I'm still surprised how many people are not aware of client-side rendering being unstable, because they don't see the final result per visitor, but a prediction most of the time. Testing cross-browser is another story, though it can help a bit, is also usually omitted.

badsavage 5 years ago

Server-side rendered React with Clojure is my favorite way to deal with a website

torte 5 years ago

The talk died down because it became a standard way of doing things now. It isn't something special anymore and the tooling has evolved to make it more seamless.

andrei_says_ 5 years ago

It’s happy and well, being the main source of rendering in most of my live apps.

moltar 5 years ago

Nuxt is in full swing

aboutruby 5 years ago

Most people have realized it's actually complicated to do it right and just gave up on server-rendering their React apps (e.g. Reddit).
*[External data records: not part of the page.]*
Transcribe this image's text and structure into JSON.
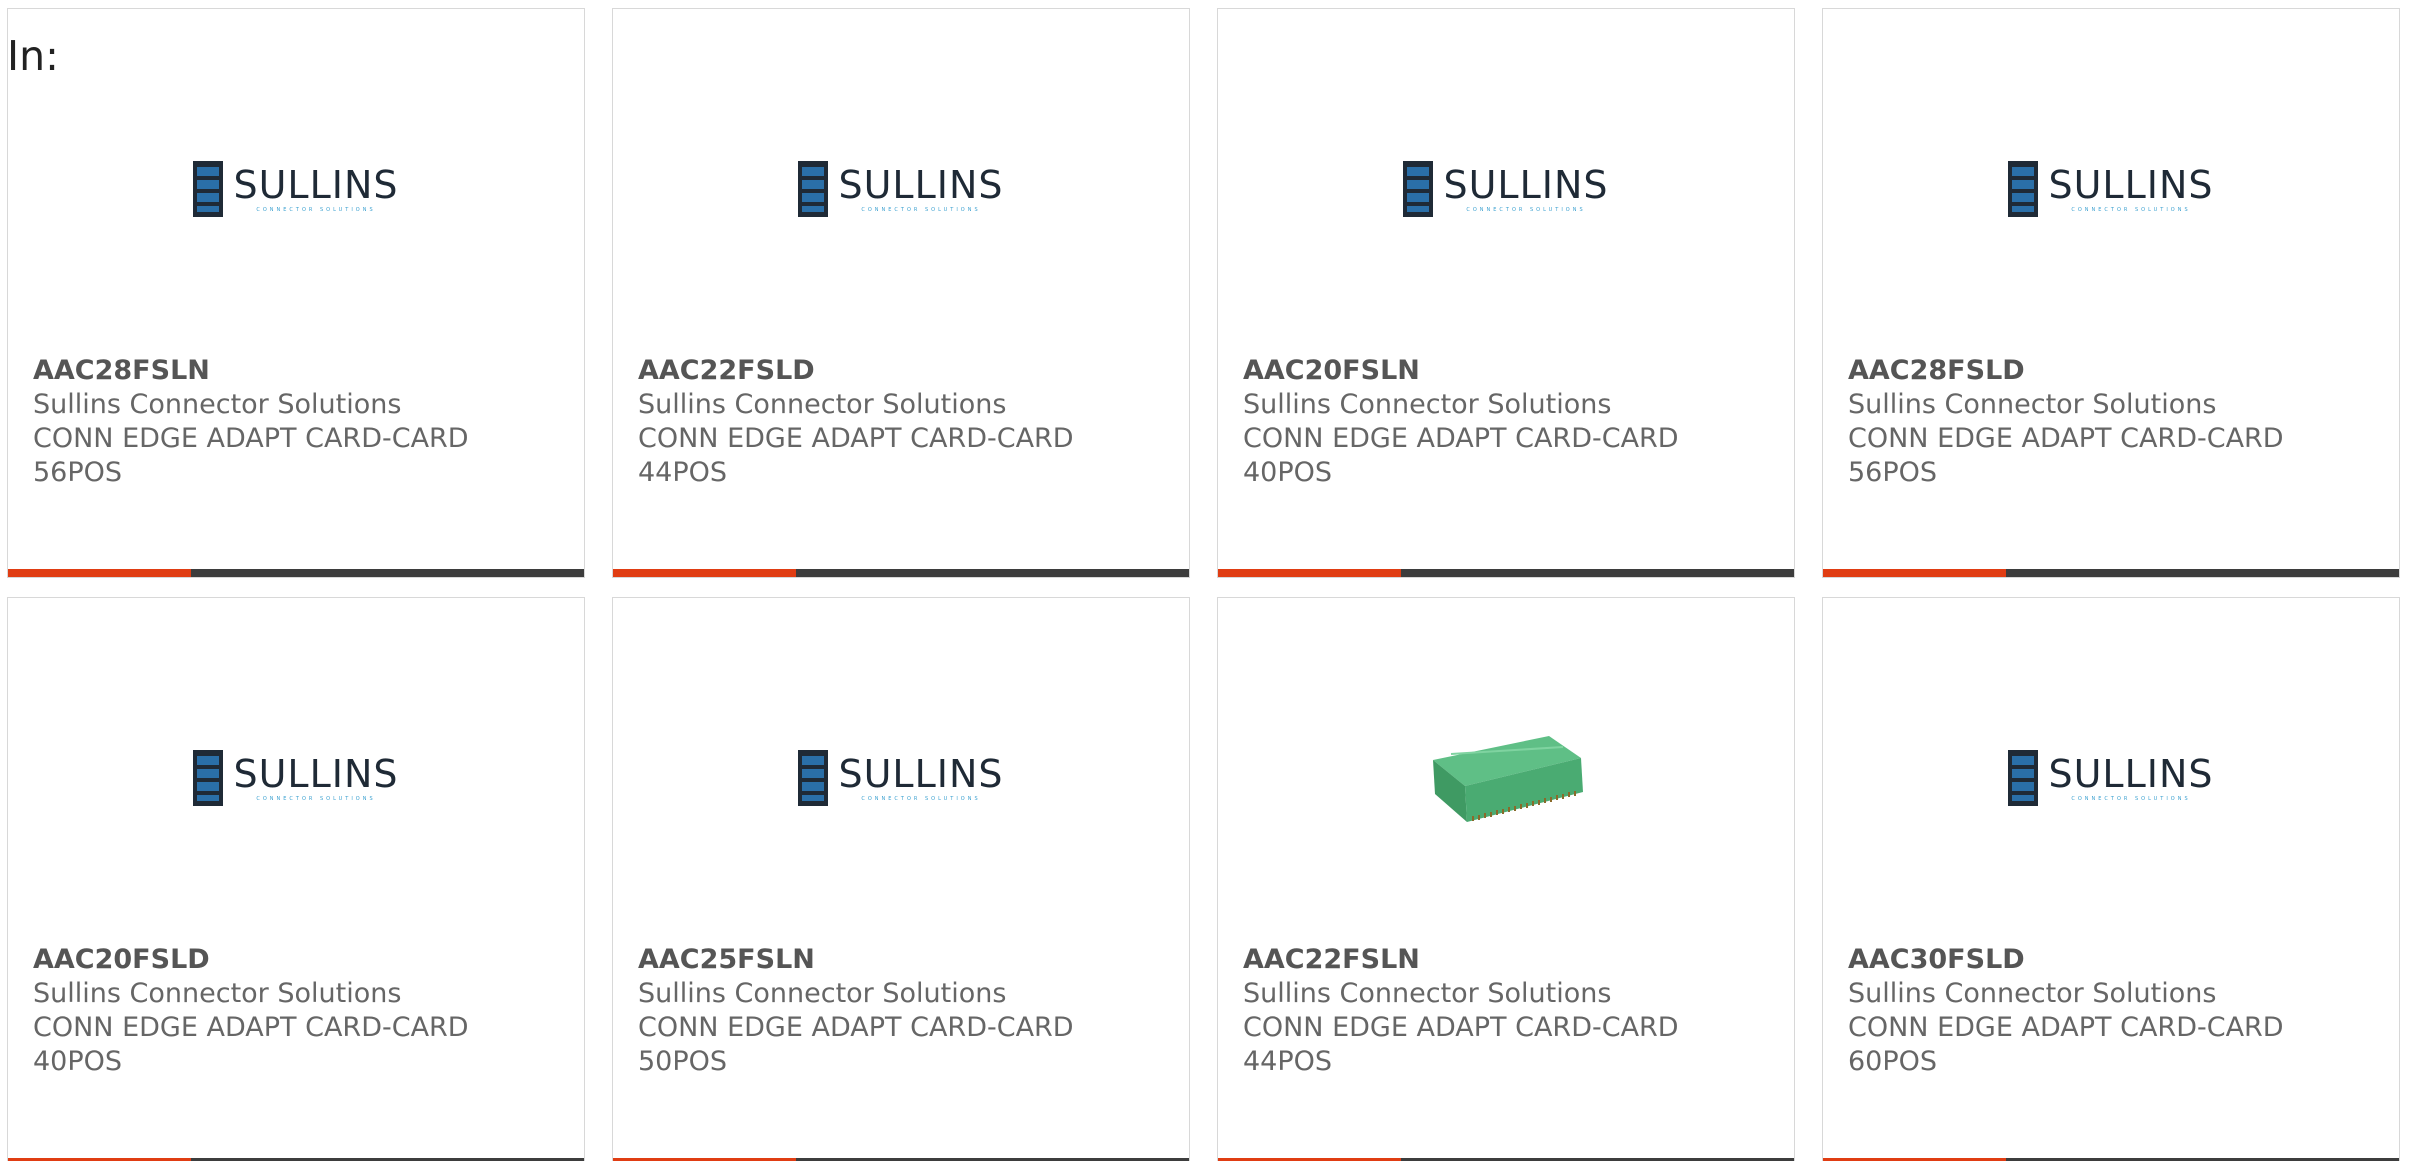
{
  "header": {
    "in_label": "In:"
  },
  "brand": {
    "logo_name": "SULLINS",
    "logo_tagline": "CONNECTOR SOLUTIONS"
  },
  "colors": {
    "accent": "#e03d13",
    "bar": "#3d3d3d",
    "logo_blue": "#2a6fa8"
  },
  "products": [
    {
      "part": "AAC28FSLN",
      "manufacturer": "Sullins Connector Solutions",
      "description": "CONN EDGE ADAPT CARD-CARD",
      "positions": "56POS",
      "image": "sullins-logo"
    },
    {
      "part": "AAC22FSLD",
      "manufacturer": "Sullins Connector Solutions",
      "description": "CONN EDGE ADAPT CARD-CARD",
      "positions": "44POS",
      "image": "sullins-logo"
    },
    {
      "part": "AAC20FSLN",
      "manufacturer": "Sullins Connector Solutions",
      "description": "CONN EDGE ADAPT CARD-CARD",
      "positions": "40POS",
      "image": "sullins-logo"
    },
    {
      "part": "AAC28FSLD",
      "manufacturer": "Sullins Connector Solutions",
      "description": "CONN EDGE ADAPT CARD-CARD",
      "positions": "56POS",
      "image": "sullins-logo"
    },
    {
      "part": "AAC20FSLD",
      "manufacturer": "Sullins Connector Solutions",
      "description": "CONN EDGE ADAPT CARD-CARD",
      "positions": "40POS",
      "image": "sullins-logo"
    },
    {
      "part": "AAC25FSLN",
      "manufacturer": "Sullins Connector Solutions",
      "description": "CONN EDGE ADAPT CARD-CARD",
      "positions": "50POS",
      "image": "sullins-logo"
    },
    {
      "part": "AAC22FSLN",
      "manufacturer": "Sullins Connector Solutions",
      "description": "CONN EDGE ADAPT CARD-CARD",
      "positions": "44POS",
      "image": "connector-photo"
    },
    {
      "part": "AAC30FSLD",
      "manufacturer": "Sullins Connector Solutions",
      "description": "CONN EDGE ADAPT CARD-CARD",
      "positions": "60POS",
      "image": "sullins-logo"
    }
  ]
}
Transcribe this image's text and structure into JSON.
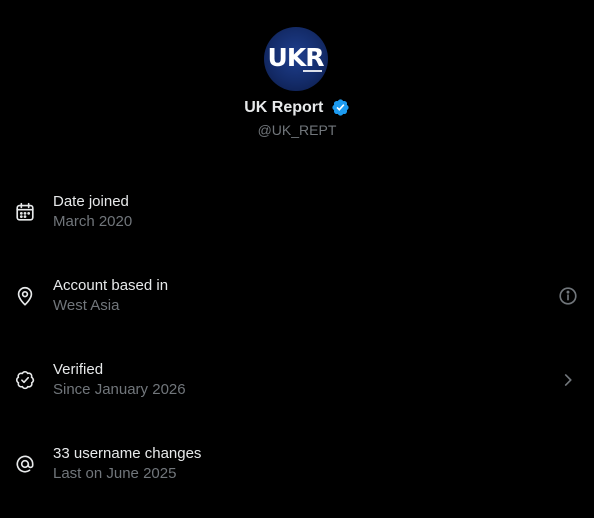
{
  "profile": {
    "avatar_text_main": "UK",
    "avatar_text_accent": "R",
    "display_name": "UK Report",
    "handle": "@UK_REPT",
    "verified_badge_color": "#1d9bf0"
  },
  "info_rows": [
    {
      "icon": "calendar-icon",
      "title": "Date joined",
      "subtitle": "March 2020",
      "action_icon": null
    },
    {
      "icon": "location-pin-icon",
      "title": "Account based in",
      "subtitle": "West Asia",
      "action_icon": "info-icon"
    },
    {
      "icon": "verified-check-icon",
      "title": "Verified",
      "subtitle": "Since January 2026",
      "action_icon": "chevron-right-icon"
    },
    {
      "icon": "at-sign-icon",
      "title": "33 username changes",
      "subtitle": "Last on June 2025",
      "action_icon": null
    }
  ],
  "colors": {
    "background": "#000000",
    "primary_text": "#e7e9ea",
    "secondary_text": "#71767b",
    "accent": "#1d9bf0"
  }
}
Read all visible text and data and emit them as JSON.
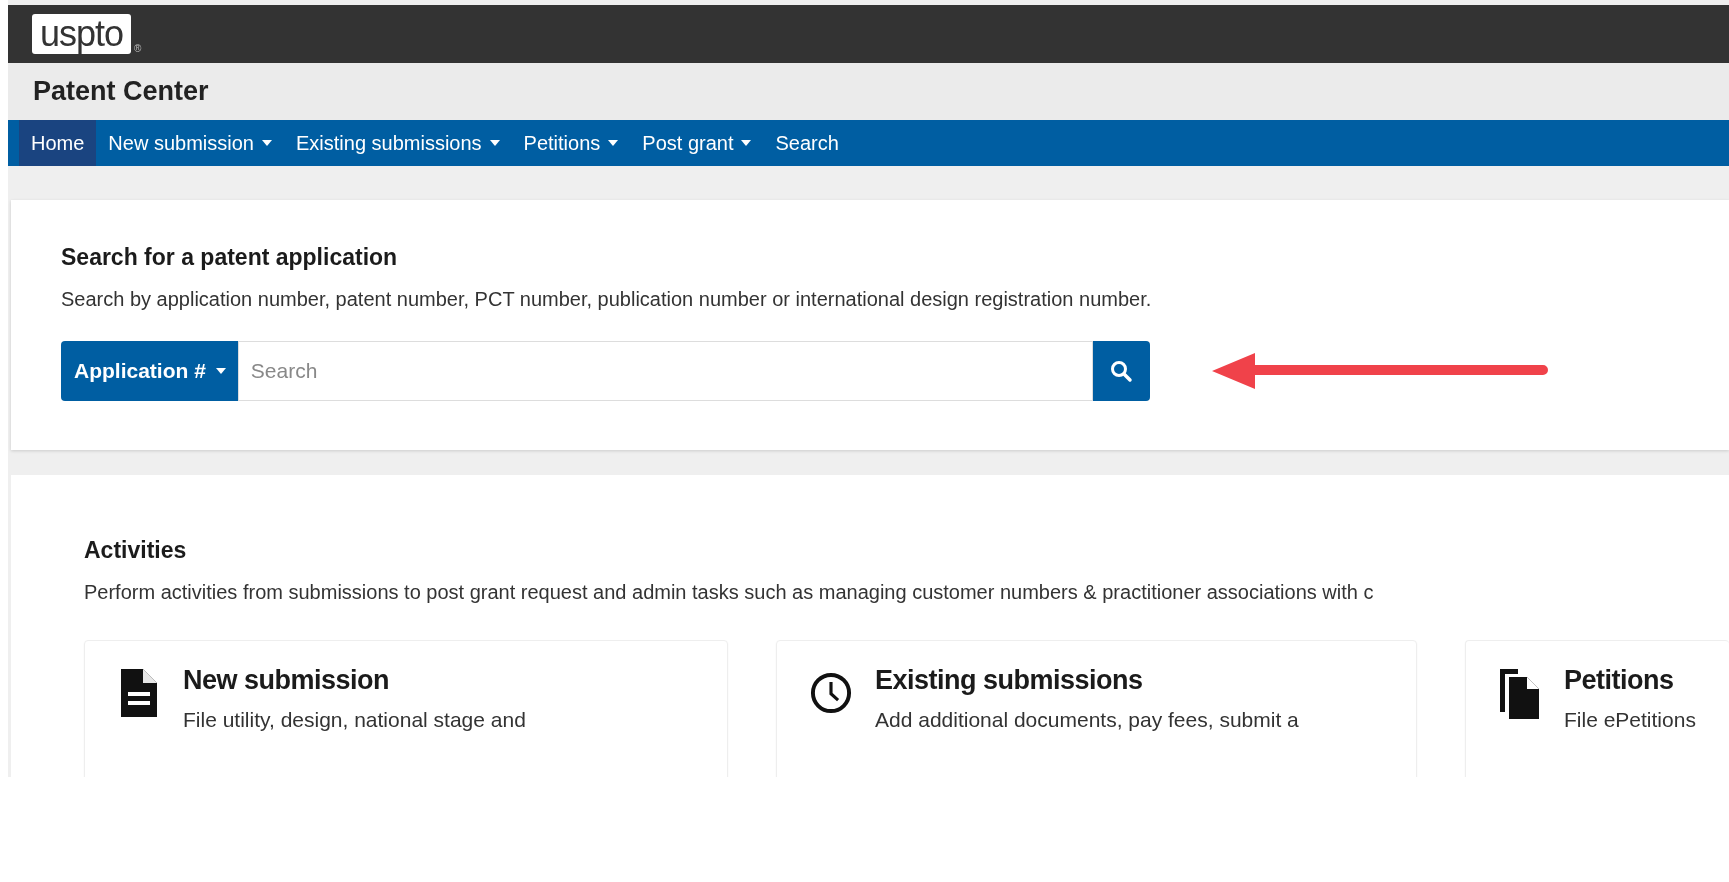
{
  "logo": {
    "text": "uspto",
    "mark": "®"
  },
  "app_title": "Patent Center",
  "nav": [
    {
      "label": "Home",
      "selected": true,
      "dropdown": false
    },
    {
      "label": "New submission",
      "selected": false,
      "dropdown": true
    },
    {
      "label": "Existing submissions",
      "selected": false,
      "dropdown": true
    },
    {
      "label": "Petitions",
      "selected": false,
      "dropdown": true
    },
    {
      "label": "Post grant",
      "selected": false,
      "dropdown": true
    },
    {
      "label": "Search",
      "selected": false,
      "dropdown": false
    }
  ],
  "search_panel": {
    "title": "Search for a patent application",
    "description": "Search by application number, patent number, PCT number, publication number or international design registration number.",
    "type_button": "Application #",
    "placeholder": "Search"
  },
  "activities": {
    "title": "Activities",
    "description": "Perform activities from submissions to post grant request and admin tasks such as managing customer numbers & practitioner associations with c",
    "cards": [
      {
        "kind": "document",
        "title": "New submission",
        "description": "File utility, design, national stage and"
      },
      {
        "kind": "clock",
        "title": "Existing submissions",
        "description": "Add additional documents, pay fees, submit a"
      },
      {
        "kind": "copies",
        "title": "Petitions",
        "description": "File ePetitions"
      }
    ]
  }
}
  • StellarTabi 5 years ago

    If we are using reddit as the standard for what's difficult to do right, then apparently everything is too difficult to do right. Case in point, their two mobile websites before react are both unusable garbage. I write SSR JS apps and React/SSR is _not_ the one to blame in reddit's scenario.

austincheney 5 years ago

1) What do you mean by server-side rendering of JavaScript? It sounds like you mean executing JavaScript on the server that otherwise is destined to execute on the client-side. I execute JavaScript on the server/terminal all the time and don't call it server-side rendering.

2) What is your motivation? What problem do you think you are solving with server-side rendering?

  • Scarbutt 5 years ago

    He's talking about web apps.

    • austincheney 5 years ago

      He/she is probably talking about single-page apps. But it isn't clear.

      • Scarbutt 5 years ago

        He/she is probably talking about single-page apps

        If you want to be pedantic about it, sure.

        • austincheney 5 years ago

          I am not being pedantic. You and the op are having difficulty with specificity. I was clear about that and somehow that means I should be called names and down voted for asking an appropriate question.

          If I wanted to trolled by framework children I would go back to reddit.